Setapak Langkah – 25 Mei 2026 | Gus Hilman (lahir 12 Desember 1996) merupakan anggota Dewan Perwakilan Rakyat (DPR) Republik Indonesia termuda yang mewakili Partai Kebangkitan Bangsa (PKB). Ia adalah putra tunggal dari Jazilul Fawaid, ketua Fraksi PKB di DPR, sehingga sejak dini ia telah terpapar dunia politik.

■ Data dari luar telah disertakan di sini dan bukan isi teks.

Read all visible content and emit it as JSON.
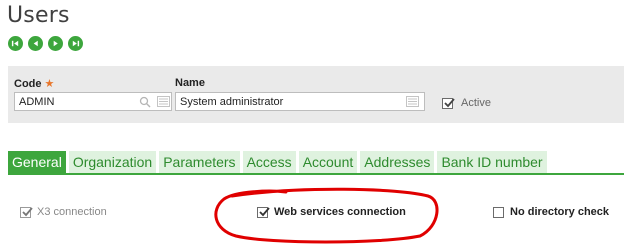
{
  "page": {
    "title": "Users"
  },
  "nav": {
    "buttons": [
      {
        "icon": "first-record-icon"
      },
      {
        "icon": "previous-record-icon"
      },
      {
        "icon": "next-record-icon"
      },
      {
        "icon": "last-record-icon"
      }
    ]
  },
  "header": {
    "code_label": "Code",
    "required_marker": "★",
    "code_value": "ADMIN",
    "name_label": "Name",
    "name_value": "System administrator",
    "active_label": "Active",
    "active_checked": true
  },
  "tabs": [
    {
      "label": "General",
      "active": true
    },
    {
      "label": "Organization",
      "active": false
    },
    {
      "label": "Parameters",
      "active": false
    },
    {
      "label": "Access",
      "active": false
    },
    {
      "label": "Account",
      "active": false
    },
    {
      "label": "Addresses",
      "active": false
    },
    {
      "label": "Bank ID number",
      "active": false
    }
  ],
  "general": {
    "x3_connection_label": "X3 connection",
    "x3_connection_checked": true,
    "web_services_label": "Web services connection",
    "web_services_checked": true,
    "no_directory_label": "No directory check",
    "no_directory_checked": false
  },
  "colors": {
    "accent": "#3da63d",
    "tab_bg": "#dff2df",
    "annotation": "#e00000"
  }
}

Berawal dari pendidikan di pesantren Al-Mukmin di Ngruki, Kabupaten Rembang, Gus Hilman melanjutkan studi S1 di Fakultas Hukum Universitas Gadjah Mada, lalu menyelesaikan magister di bidang Kebijakan Publik di Universitas Indonesia. Selama menempuh pendidikan, ia aktif dalam organisasi kemahasiswaan dan menjadi ketua himpunan mahasiswa hukum, yang menambah pengalaman kepemimpinan.
Karier Politik
Pada pemilihan legislatif 2024, Gus Hilman berhasil mengamankan kursi DPR RI dari daerah pemilihan Jawa Tengah 5 dengan perolehan suara lebih dari 150 ribu suara. Pada usia 27 tahun, ia menjadi anggota DPR termuda dalam sejarah PKB dan menempati posisi strategis dalam komisi yang membidangi bidang hukum, HAM, dan kebudayaan.

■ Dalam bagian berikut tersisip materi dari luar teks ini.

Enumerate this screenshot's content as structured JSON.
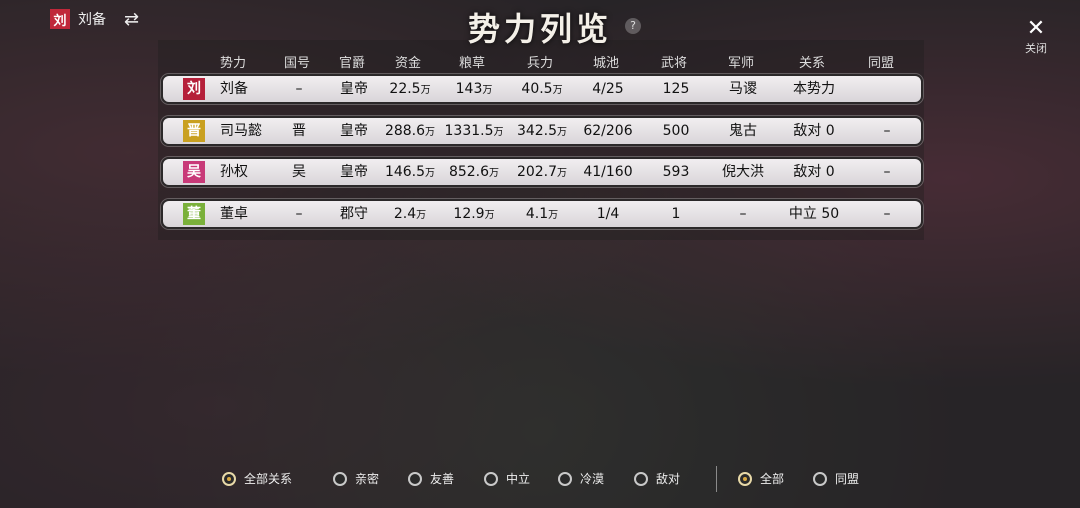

Di DPR, Gus Hilman fokus pada isu‑isu pemuda, pendidikan, serta pemberdayaan ekonomi desa. Ia mengajukan beberapa rancangan undang‑undang tentang beasiswa untuk mahasiswa berprestasi dari daerah tertinggal dan program pelatihan keterampilan digital bagi pelaku usaha mikro.
Kecelakaan di Tol Paspro
Pada 23 April 2024, Gus Hilman bersama rombongan kerja mengalami kecelakaan di Jalan Tol Padalarang‑Soreang (Paspro). Kendaraan yang dikemudikan oleh sopirnya tergelincir akibat hujan lebat, menabrak pembatas jalan. Beruntung, tidak ada korban jiwa. Gus Hilman mengalami luka ringan pada lengan kiri dan memerlukan perawatan singkat di rumah sakit setempat.

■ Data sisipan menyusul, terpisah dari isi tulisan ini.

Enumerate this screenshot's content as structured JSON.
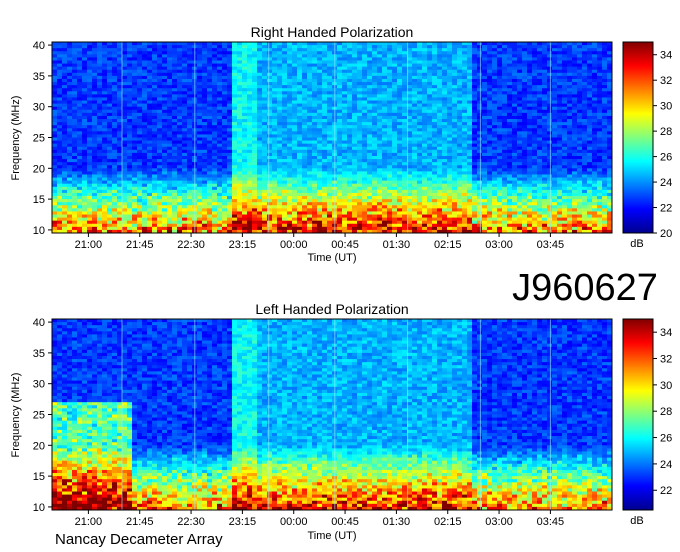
{
  "footer": "Nancay Decameter Array",
  "observation_id": "J960627",
  "chart_data": [
    {
      "type": "heatmap",
      "title": "Right Handed Polarization",
      "xlabel": "Time (UT)",
      "ylabel": "Frequency (MHz)",
      "x_ticks": [
        "21:00",
        "21:45",
        "22:30",
        "23:15",
        "00:00",
        "00:45",
        "01:30",
        "02:15",
        "03:00",
        "03:45"
      ],
      "y_ticks": [
        10,
        15,
        20,
        25,
        30,
        35,
        40
      ],
      "ylim": [
        9.5,
        40.5
      ],
      "colorbar": {
        "label": "dB",
        "ticks": [
          20,
          22,
          24,
          26,
          28,
          30,
          32,
          34
        ],
        "range": [
          20,
          35
        ]
      }
    },
    {
      "type": "heatmap",
      "title": "Left Handed Polarization",
      "xlabel": "Time (UT)",
      "ylabel": "Frequency (MHz)",
      "x_ticks": [
        "21:00",
        "21:45",
        "22:30",
        "23:15",
        "00:00",
        "00:45",
        "01:30",
        "02:15",
        "03:00",
        "03:45"
      ],
      "y_ticks": [
        10,
        15,
        20,
        25,
        30,
        35,
        40
      ],
      "ylim": [
        9.5,
        40.5
      ],
      "colorbar": {
        "label": "dB",
        "ticks": [
          22,
          24,
          26,
          28,
          30,
          32,
          34
        ],
        "range": [
          20.5,
          35
        ]
      }
    }
  ]
}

Setelah menjalani observasi medis, ia dinyatakan stabil dan telah kembali melaksanakan tugas di DPR. Ia menyatakan rasa syukur kepada Tuhan dan berterima kasih kepada tim medis serta pihak kepolisian yang membantu penanganan kecelakaan.
Harapan dan Rencana Kedepan
Gus Hilman menegaskan komitmennya untuk terus mengawal aspirasi pemuda, khususnya dalam bidang pendidikan dan teknologi. Ia juga berencana memperkuat jaringan kerja sama antara DPR, pemerintah daerah, dan lembaga swadaya masyarakat guna mempercepat pembangunan infrastruktur di daerah pemilihannya.
Dengan dukungan ayahnya, Jazilul Fawaid, serta tim legislatif, Gus Hilman berharap dapat menjadi contoh bagi generasi muda yang ingin berkiprah di dunia politik.